A dupla de diretores Marcio Reolon e Filipe Matzembacher chamou a atenção logo no primeiro filme que nasceu dessa união, o instável Beira-Mar, de 2015. A crítica especializada teceu louros ao longa, enquanto o público não encontrou muito significado no longa-metragem, que parece vazio e sem um objetivo narrativo claro. Um problema bem parecido deve acontecer com Tinta Bruta, o segundo filme de Reolon e Matzembacher que venceu o Festival do Rio e levou dois prêmios no Festival de Berlin. Grande público, porém, deve se cansar com uma trama lenta, repetitiva e circular.
A história de Tinta Bruta acompanha as perdas de Pedro (Shico Menegat), um adolescente de Porto Alegre, no Rio Grande do Sul, que vive um momento complicado em sua vida. Ele responde um processo criminal após agredir um ex-colega de classe, a irmã está se mudando para Salvador e a sua única fonte de renda são exibições sexuais em um site especializado no assunto. E assim, o rapaz começa a se questionar sobre como viver sozinho, como levar a vida adiante sem grandes perspectivas e, principalmente, como encontrar pessoas pra se relacionar sem sair de dentro de casa.

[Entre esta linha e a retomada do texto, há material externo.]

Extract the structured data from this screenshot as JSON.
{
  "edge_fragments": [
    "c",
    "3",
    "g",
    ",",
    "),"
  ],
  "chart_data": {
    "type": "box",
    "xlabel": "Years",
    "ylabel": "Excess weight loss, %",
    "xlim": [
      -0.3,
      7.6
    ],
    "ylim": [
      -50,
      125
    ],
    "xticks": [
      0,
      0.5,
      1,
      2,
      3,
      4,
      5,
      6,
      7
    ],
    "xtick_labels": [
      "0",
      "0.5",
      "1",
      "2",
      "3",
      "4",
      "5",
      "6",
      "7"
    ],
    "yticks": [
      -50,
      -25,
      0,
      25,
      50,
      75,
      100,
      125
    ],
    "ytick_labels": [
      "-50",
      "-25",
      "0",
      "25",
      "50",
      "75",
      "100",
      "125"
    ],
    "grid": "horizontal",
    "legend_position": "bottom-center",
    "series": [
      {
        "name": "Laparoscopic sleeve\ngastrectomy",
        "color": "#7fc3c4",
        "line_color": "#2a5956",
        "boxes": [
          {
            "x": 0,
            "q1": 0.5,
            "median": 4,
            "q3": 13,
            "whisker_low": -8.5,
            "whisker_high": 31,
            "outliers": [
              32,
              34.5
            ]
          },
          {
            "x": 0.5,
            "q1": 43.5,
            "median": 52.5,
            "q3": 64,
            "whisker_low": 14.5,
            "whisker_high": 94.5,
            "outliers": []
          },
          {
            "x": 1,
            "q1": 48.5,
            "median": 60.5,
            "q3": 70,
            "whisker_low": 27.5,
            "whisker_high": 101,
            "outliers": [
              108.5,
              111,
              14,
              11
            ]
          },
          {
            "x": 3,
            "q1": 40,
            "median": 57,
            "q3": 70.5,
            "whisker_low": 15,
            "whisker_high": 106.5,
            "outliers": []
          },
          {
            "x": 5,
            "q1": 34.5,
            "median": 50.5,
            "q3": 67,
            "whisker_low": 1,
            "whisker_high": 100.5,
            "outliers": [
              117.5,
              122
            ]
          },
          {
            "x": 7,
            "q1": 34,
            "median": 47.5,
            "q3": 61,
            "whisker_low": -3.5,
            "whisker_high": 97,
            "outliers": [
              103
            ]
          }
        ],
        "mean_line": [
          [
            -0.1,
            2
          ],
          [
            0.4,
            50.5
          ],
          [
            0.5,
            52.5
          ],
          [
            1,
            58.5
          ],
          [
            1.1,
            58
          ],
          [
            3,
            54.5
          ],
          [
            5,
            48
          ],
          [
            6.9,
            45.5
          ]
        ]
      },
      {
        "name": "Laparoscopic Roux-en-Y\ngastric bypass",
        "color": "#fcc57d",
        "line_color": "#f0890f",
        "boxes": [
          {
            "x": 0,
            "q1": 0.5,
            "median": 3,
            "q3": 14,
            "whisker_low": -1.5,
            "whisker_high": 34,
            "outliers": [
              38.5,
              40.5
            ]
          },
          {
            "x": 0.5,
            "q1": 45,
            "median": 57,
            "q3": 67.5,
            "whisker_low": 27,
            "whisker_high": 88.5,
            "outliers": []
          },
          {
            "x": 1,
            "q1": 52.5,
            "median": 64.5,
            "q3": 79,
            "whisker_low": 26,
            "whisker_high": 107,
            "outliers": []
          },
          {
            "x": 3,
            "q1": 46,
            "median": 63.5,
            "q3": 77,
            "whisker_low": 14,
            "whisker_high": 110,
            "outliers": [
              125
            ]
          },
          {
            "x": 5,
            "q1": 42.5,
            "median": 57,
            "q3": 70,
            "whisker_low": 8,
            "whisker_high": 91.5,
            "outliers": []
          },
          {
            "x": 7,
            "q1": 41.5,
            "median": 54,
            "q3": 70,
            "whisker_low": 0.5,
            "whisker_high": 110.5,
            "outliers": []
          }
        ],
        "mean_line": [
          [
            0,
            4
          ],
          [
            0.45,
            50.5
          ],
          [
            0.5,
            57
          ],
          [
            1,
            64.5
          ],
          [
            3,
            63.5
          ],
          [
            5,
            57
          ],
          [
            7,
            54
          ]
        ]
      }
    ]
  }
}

Tinta Bruta, como ressaltado, tem uma narrativa que se concentra nas perdas de Pedro frente sua antiga vida. Dividido em três capítulos, cada um deles foca num desses problemas e em uma das coisas que ele perde em sua vida, seja a irmã, o relacionamento com o bailarino Léo (Bruno Fernandes) ou, até mesmo, sua identidade virtual. Ou seja: é um filme cíclico e que se repete. O espectador, a cada capítulo que se inicia, sabe como ele vai terminar, o que vai acontecer na vida de Pedro. É, afinal, a intenção geral dos cineastas, que criam, mais uma vez, um filme de personagem.
E não há problema nisso, claro. Há muito filme de personagem -- e sobre a solidão que contagia as pessoas -- que se destaca, como o excepcional Arábia. Só que é preciso trama, complicadores, embates. Em Tinta Bruta, há pouco disso. O julgamento de Pedro é pouco explorado, se resumindo a duas cenas. Não há uma real tensão sobre como aquilo vai se desenrolar. O relacionamento com a irmã tinha muito a ser dito, mas uma única cena emociona e fica marcada. É forte, é impactante, mas logo vai se amarelando e ficando esquecida. Falta força cênica e narrativa pra levar aquela força adiante.
Um ponto crucial nisso são as atuações. Shico Menegat faz sua estreia em longas e até se mostra pronto para cenas ousadas -- há muitas sequências de nudez e sexo. No entanto, parece que falta quando é preciso se exigir um pouco mais de força interpretativa. Há uma cena em específica, com a avó (Sandra Dani) que é linda e bem atuada. De resto, pouco se salva. O mesmo vale pro fraco Bruno Fernandes, que também faz sua estreia e consegue emplacar poucas cenas realmente naturais. Não parece estar à vontade em muitas cenas e falta um pouco de ensaio e preparo.
Ao final do longa-metragem, há algumas situações interessantes -- como o encontro furtivo de Pedro com um estranho e uma cena lindíssima numa boate -- mas também são pouco explorados. Há beleza na filmagem de Reolon e Matzembacher (bem mais do que em Beira-Mar, vale dizer), mas parece que há pouco aprofundamento. E se há, parece ser irrelevante ou repetitivo. É fácil entender o motivo de sofrimento de Pedro, mas há poucas camadas que se apresentam ao longo do filme. Novamente, um filme de interesse para a crítica e para os festivais. O grande público, de novo, vai se entendiar. E é completamente compreensível.